Los Angeles, California





Edmon is a newly opened restaurant adjacent to the Hollywood Historic Hotel, an art deco building from the 1920s on Santa Monica Boulevard in Los Angeles. The executive chef is Gabriel Cappella, a man who has had prior experience working at numerous restaurants as well as studying under Chef Michel Nischan (who has been a James Beard Award winner three times). Not too shabby! All of this to say, that I was certainly curious to experience it for myself and my anticipation increased when I arrived at the entrance to find the beautifully refurbished restaurant that maintained the ambiance of old without any trace of overly dankness remaining. It was classy!

Aviation gin, earl grey honey, amaro montenegro, lemon shaken on rocks ($12)
Prior to exploring the food menu, The Tea's Knees was the cocktail I sipped on. The drink was balanced with a hint of something I likely would not have been able to identify had I not seen Earl Grey Tea listed as one of the ingredients. I would have enjoyed a more intense Earl Grey essence in the flavor, but it was a smooth drink for which I had no other complaint.




Deep fried jackfruit, prickly pear slaw, "Jamaican jerk" coconut jerky, plantain tortillas ($15)
I was excited to try the fried plantain tortilla that was on the menu, which I first had in Columbia last year. This maintained a mild sweetness that combined well with the jerk flavor and the spiciness in a sauce. Nonetheless, I thought the flavors could have been presented more evenly spread. Each bite I had was disappointingly different. When I enjoyed a bite, it was really good, but others were lacking. I attribute this to not having a dish in which it is easy to visualize the various sauces, so it was unclear if all were present or not when scooping up a bite.



Scallops, lobster rillette, asparagus, sun choke veloute ($32).
The scallops were perfectly prepared and, again, this plate was complimented by a subtly unusual flavor with the earthiness of sun choke puree. The Salmon Rillette was fried, which I did not anticipate and added saltiness to the dish. I had expected, and would have enjoyed, the creamy texture of the rillette had it not been fried.



Pheasant breast, vegetable demi place made with dates, saffron quinoa, salsify, fried garbanzo beans, pistachio sour cream ($29)
The preparation of the pheasant reminded me of a duck confit, albeit less fatty. Nicely prepared with evident tenderness, but without a rich flavor that paired with a savory reduction that was sweet and provided much needed enhancement to elevate the pheasant. The quinoa was so nice in texture that I thought it was actually couscous, a lovely bite when sometimes quinoa can be a tad gooey. The saffron seasoning was a fantastic idea, too!

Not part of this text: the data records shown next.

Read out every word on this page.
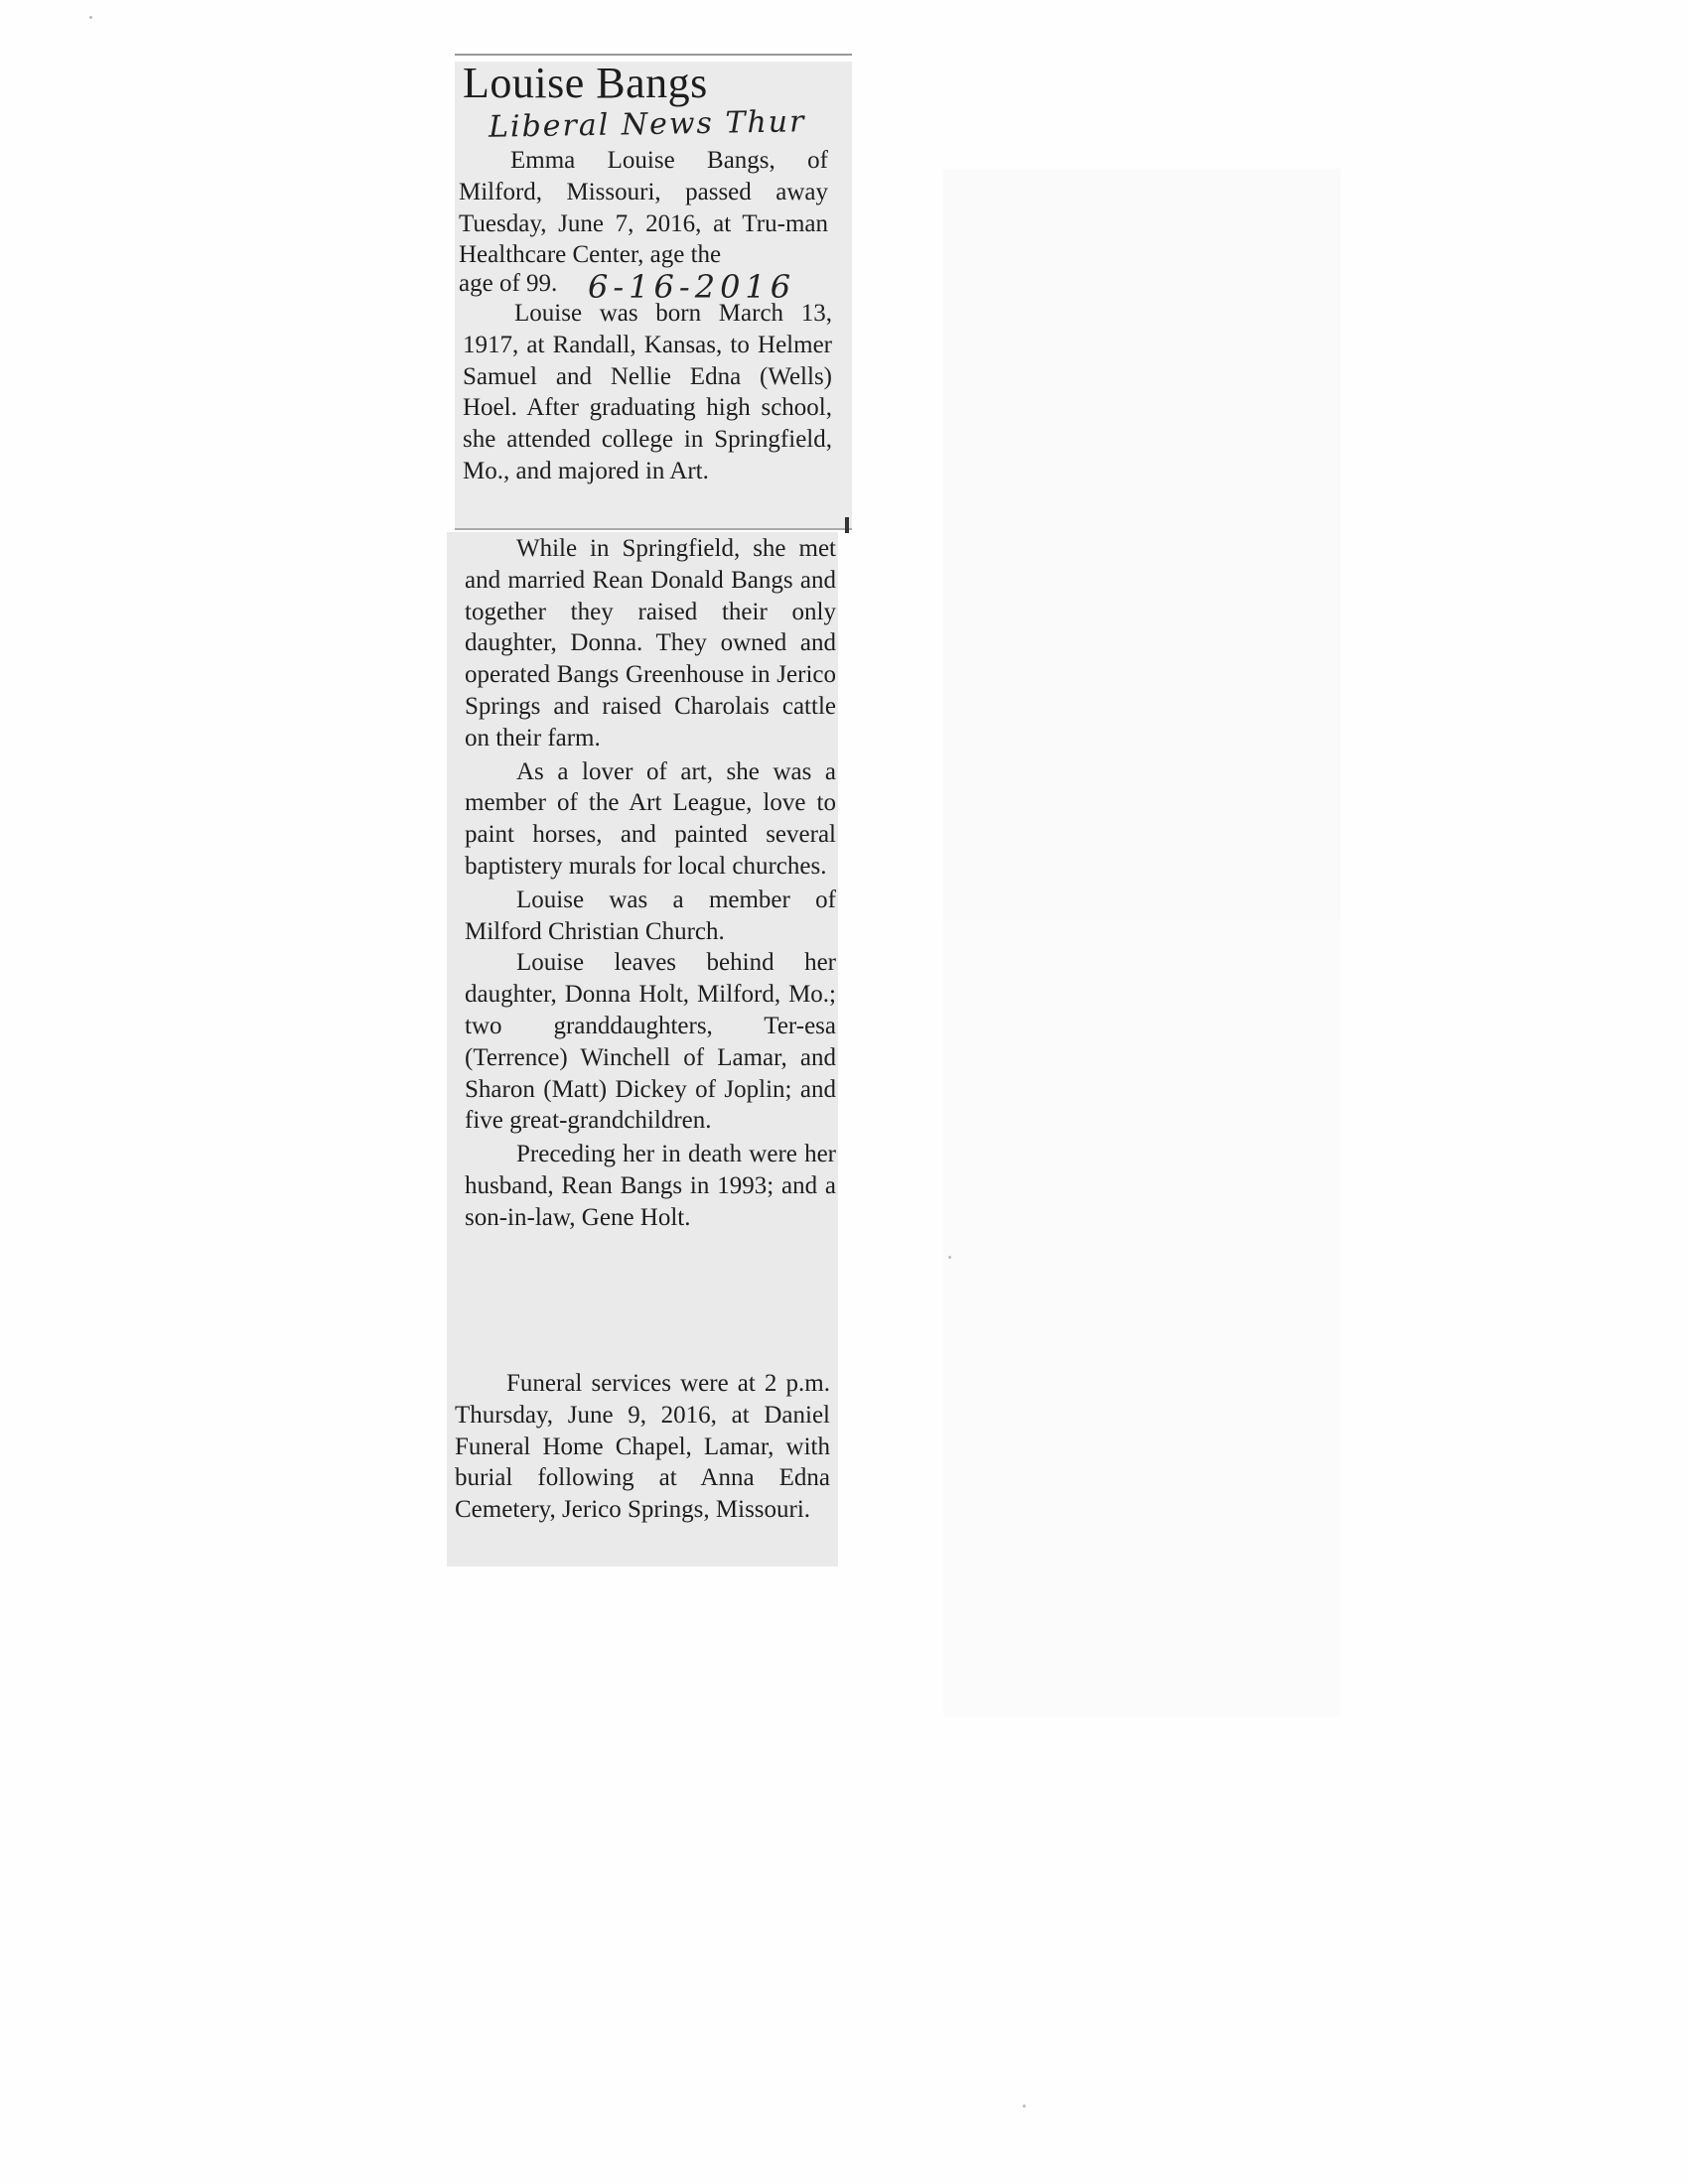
Louise Bangs
Liberal News Thur

Emma Louise Bangs, of Milford, Missouri, passed away Tuesday, June 7, 2016, at Tru-man Healthcare Center, age the

age of 99. 6-16-2016

Louise was born March 13, 1917, at Randall, Kansas, to Helmer Samuel and Nellie Edna (Wells) Hoel. After graduating high school, she attended college in Springfield, Mo., and majored in Art.

While in Springfield, she met and married Rean Donald Bangs and together they raised their only daughter, Donna. They owned and operated Bangs Greenhouse in Jerico Springs and raised Charolais cattle on their farm.

As a lover of art, she was a member of the Art League, love to paint horses, and painted several baptistery murals for local churches.

Louise was a member of Milford Christian Church.

Louise leaves behind her daughter, Donna Holt, Milford, Mo.; two granddaughters, Ter-esa (Terrence) Winchell of Lamar, and Sharon (Matt) Dickey of Joplin; and five great-grandchildren.

Preceding her in death were her husband, Rean Bangs in 1993; and a son-in-law, Gene Holt.

Funeral services were at 2 p.m. Thursday, June 9, 2016, at Daniel Funeral Home Chapel, Lamar, with burial following at Anna Edna Cemetery, Jerico Springs, Missouri.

For dessert, bread pudding was explained by the waitress as the only option. It was delivered on a rectangle, single-serving, cast iron skillet that was much too large a portion considering that it was dessert. The bread pudding was actually savory. The breading was a combination of wheat bread and another bread that I cannot recall. Although it was described as being a maple bread pudding with white honey, it was not all sweet and disappointingly heavy as a dessert.


Overall, it the food was solid, but I am sad to say that the ambiance is what I enjoyed most of all when I am there because of the food!